Le jeu vidéo, ce n’est pas pour les voyous

 Au tableau des solutions, l’équipe du FEJA a d’ores et déjà esquissé une ébauche : la création d’une fédération. « L’objectif pour nous c’est de réunir toutes les communautés de gamers. Ce sont ces communautés qui créeront la fédération. Le problème c’est de trouver un leader. J’espère que ce sera fait d’ici 1 à deux ans ». L’autre paire de manches qui donne du fil à retordre à cette velléité demeure le regard des méconnaisseurs. « Les gens pensent en Côte d’Ivoire que le jeu vidéo c’est pour les voyous alors qu’on a prouvé depuis 7 ans que la plupart des gamers, sont des étudiants, des travailleurs du secteur des banques, etc.
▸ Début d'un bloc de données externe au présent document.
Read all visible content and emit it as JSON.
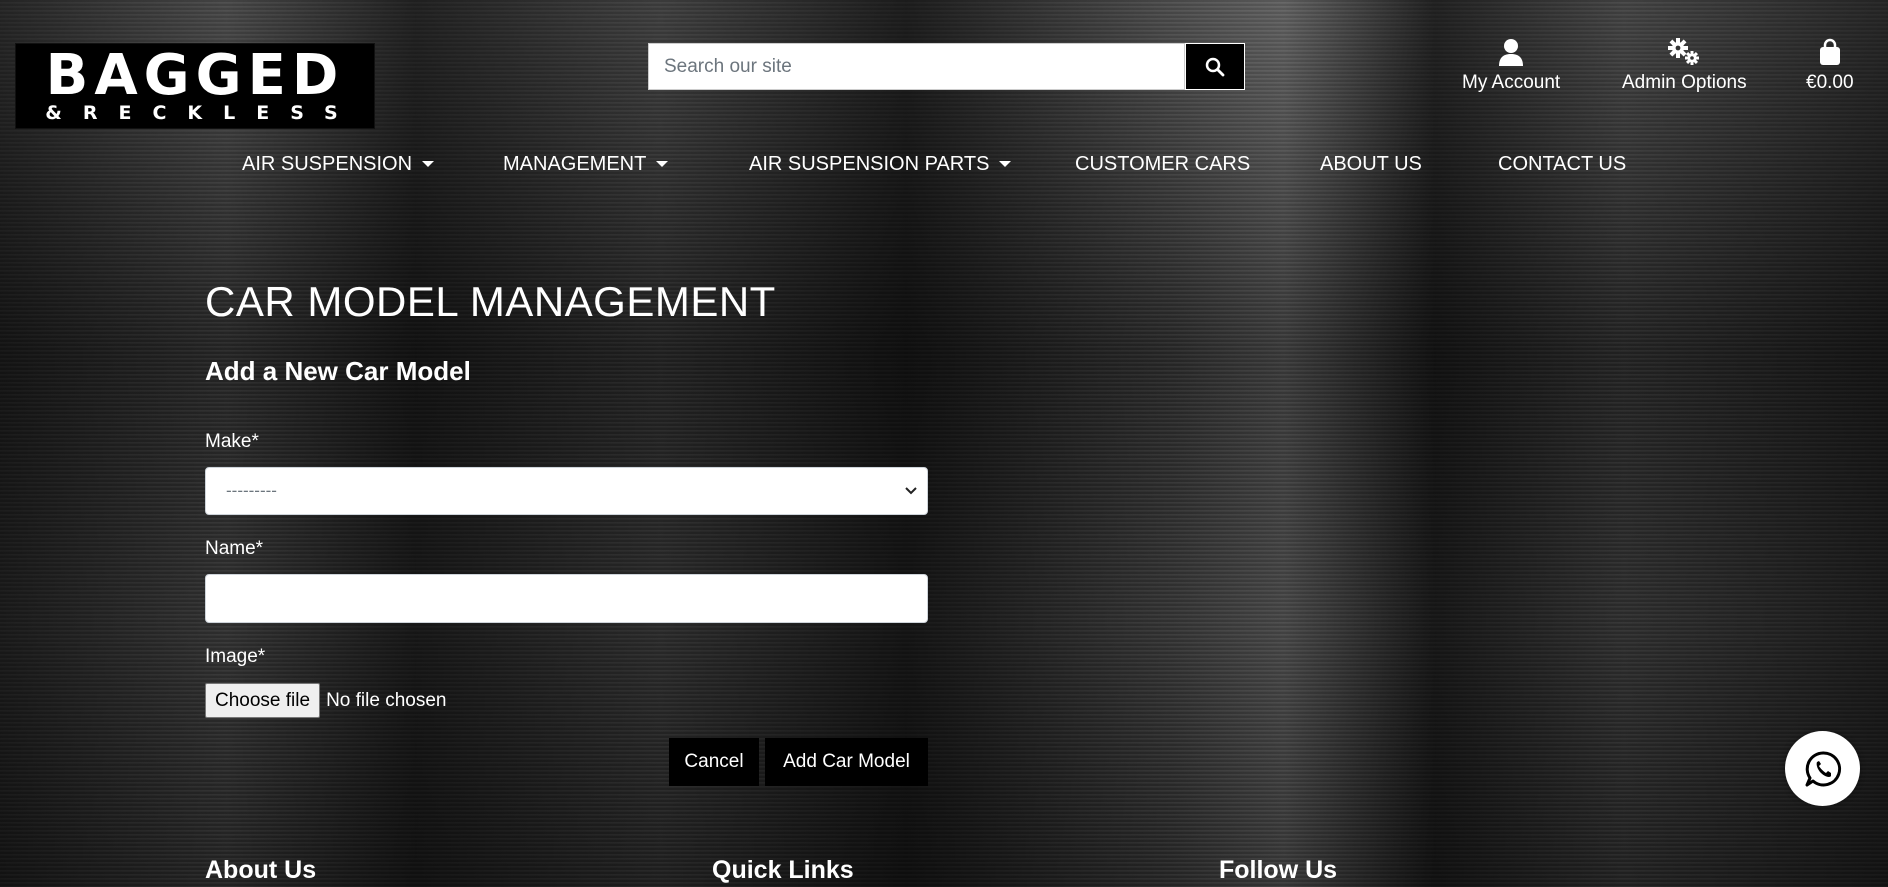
{
  "brand": {
    "logo_main": "BAGGED",
    "logo_sub": "&RECKLESS"
  },
  "search": {
    "placeholder": "Search our site"
  },
  "header": {
    "account_label": "My Account",
    "admin_label": "Admin Options",
    "cart_total": "€0.00"
  },
  "nav": {
    "items": [
      {
        "label": "AIR SUSPENSION",
        "dropdown": true
      },
      {
        "label": "MANAGEMENT",
        "dropdown": true
      },
      {
        "label": "AIR SUSPENSION PARTS",
        "dropdown": true
      },
      {
        "label": "CUSTOMER CARS",
        "dropdown": false
      },
      {
        "label": "ABOUT US",
        "dropdown": false
      },
      {
        "label": "CONTACT US",
        "dropdown": false
      }
    ]
  },
  "main": {
    "title": "CAR MODEL MANAGEMENT",
    "subtitle": "Add a New Car Model",
    "form": {
      "make_label": "Make*",
      "make_selected": "---------",
      "name_label": "Name*",
      "name_value": "",
      "image_label": "Image*",
      "file_button": "Choose file",
      "file_status": "No file chosen",
      "cancel_label": "Cancel",
      "submit_label": "Add Car Model"
    }
  },
  "footer": {
    "headings": [
      "About Us",
      "Quick Links",
      "Follow Us"
    ]
  }
}
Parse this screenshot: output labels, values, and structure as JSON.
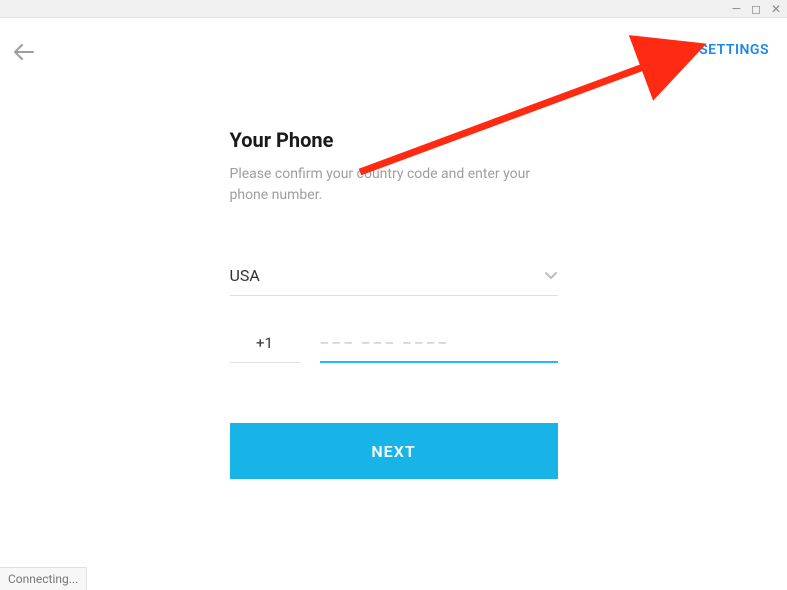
{
  "window": {
    "minimize": "—",
    "maximize": "◻",
    "close": "✕"
  },
  "header": {
    "settings_label": "SETTINGS"
  },
  "form": {
    "title": "Your Phone",
    "subtitle": "Please confirm your country code and enter your phone number.",
    "country": "USA",
    "dial_code": "+1",
    "phone_placeholder": "––– ––– ––––",
    "phone_value": "",
    "next_label": "NEXT"
  },
  "status": {
    "text": "Connecting..."
  },
  "colors": {
    "accent": "#18b4e8",
    "link": "#1e88e5",
    "annotation": "#ff2a12"
  }
}
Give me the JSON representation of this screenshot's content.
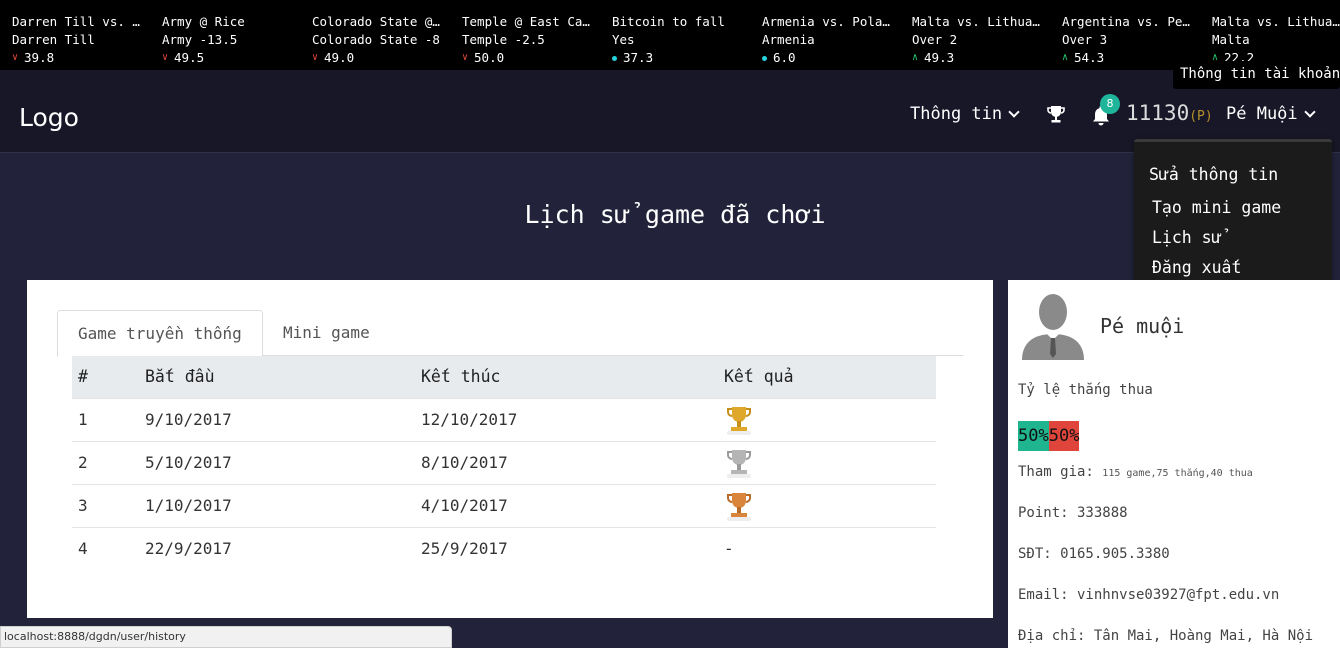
{
  "ticker": [
    {
      "title": "Darren Till vs. …",
      "pick": "Darren Till",
      "trend": "down",
      "value": "39.8"
    },
    {
      "title": "Army @ Rice",
      "pick": "Army -13.5",
      "trend": "down",
      "value": "49.5"
    },
    {
      "title": "Colorado State @…",
      "pick": "Colorado State -8",
      "trend": "down",
      "value": "49.0"
    },
    {
      "title": "Temple @ East Ca…",
      "pick": "Temple -2.5",
      "trend": "down",
      "value": "50.0"
    },
    {
      "title": "Bitcoin to fall",
      "pick": "Yes",
      "trend": "neutral",
      "value": "37.3"
    },
    {
      "title": "Armenia vs. Pola…",
      "pick": "Armenia",
      "trend": "neutral",
      "value": "6.0"
    },
    {
      "title": "Malta vs. Lithua…",
      "pick": "Over 2",
      "trend": "up",
      "value": "49.3"
    },
    {
      "title": "Argentina vs. Pe…",
      "pick": "Over 3",
      "trend": "up",
      "value": "54.3"
    },
    {
      "title": "Malta vs. Lithua…",
      "pick": "Malta",
      "trend": "up",
      "value": "22.2"
    }
  ],
  "nav": {
    "logo": "Logo",
    "info_label": "Thông tin",
    "notification_count": "8",
    "points": "11130",
    "points_unit": "(P)",
    "user_name": "Pé Muội",
    "tooltip": "Thông tin tài khoản"
  },
  "dropdown": {
    "items": [
      "Sửa thông tin",
      "Tạo mini game",
      "Lịch sử",
      "Đăng xuất"
    ]
  },
  "page": {
    "title": "Lịch sử game đã chơi"
  },
  "tabs": [
    {
      "label": "Game truyền thống",
      "active": true
    },
    {
      "label": "Mini game",
      "active": false
    }
  ],
  "table": {
    "headers": [
      "#",
      "Bắt đầu",
      "Kết thúc",
      "Kết quả"
    ],
    "rows": [
      {
        "num": "1",
        "start": "9/10/2017",
        "end": "12/10/2017",
        "result": "gold-trophy"
      },
      {
        "num": "2",
        "start": "5/10/2017",
        "end": "8/10/2017",
        "result": "silver-trophy"
      },
      {
        "num": "3",
        "start": "1/10/2017",
        "end": "4/10/2017",
        "result": "bronze-trophy"
      },
      {
        "num": "4",
        "start": "22/9/2017",
        "end": "25/9/2017",
        "result": "-"
      }
    ]
  },
  "profile": {
    "name": "Pé muội",
    "ratio_label": "Tỷ lệ thắng thua",
    "win_pct": "50%",
    "lose_pct": "50%",
    "join_label": "Tham gia:",
    "join_detail": "115 game,75 thắng,40 thua",
    "point": "Point: 333888",
    "phone": "SĐT: 0165.905.3380",
    "email": "Email: vinhnvse03927@fpt.edu.vn",
    "address": "Địa chỉ: Tân Mai, Hoàng Mai, Hà Nội"
  },
  "status_url": "localhost:8888/dgdn/user/history",
  "colors": {
    "win": "#1fb58f",
    "lose": "#e0453c",
    "badge": "#1fb59a",
    "background": "#22233a"
  }
}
Si vous faites le tour de la salle, vous ne verrez pas de voyou. Le jeu vidéo n’est pas encore très ancré dans la culture africaine », fait-elle remarquer. Mère de famille aujourd’hui, elle s’érigera en ambassadrice du jeu vidéo pour son garçonnet. « Moi j’ai un fils de 3 ans, s’il s’intéresse aux jeux vidéo, je vais l’encourager, ça aide à se discipliner, à se concentrer, à être intelligent. Le jeu vidéo éduque », indique-t-elle. Si les salles de jeux vidéo pullulent dans les quartiers populaires, le FEJA et l’Orange Gaming Tour écrivent crescendo les premières notes d’espoirs d’une industrie du jeu vidéo ivoirien. Un manque à gagner terrible tant au niveau des talents de gamers que sur le plan des multiples activités connexes de la chaîne de valeur. En 2023, selon Statista, la bagatelle de 187,7 milliards de dollars ont été brassée par cette industrie, répartie comme suit : 92,6 milliards de dollars pour les jeux sur smartphone, soit 49% du marché total. 56,2% pour les jeux sur console équivalant à 56,1 milliards de dollars. Avec 37,20 milliards de dollars, 20% de la manne financière pour les jeux vidéo sur PC. Et  1% pour les jeux sur les navigateurs, soit 1,9 milliards de dollars.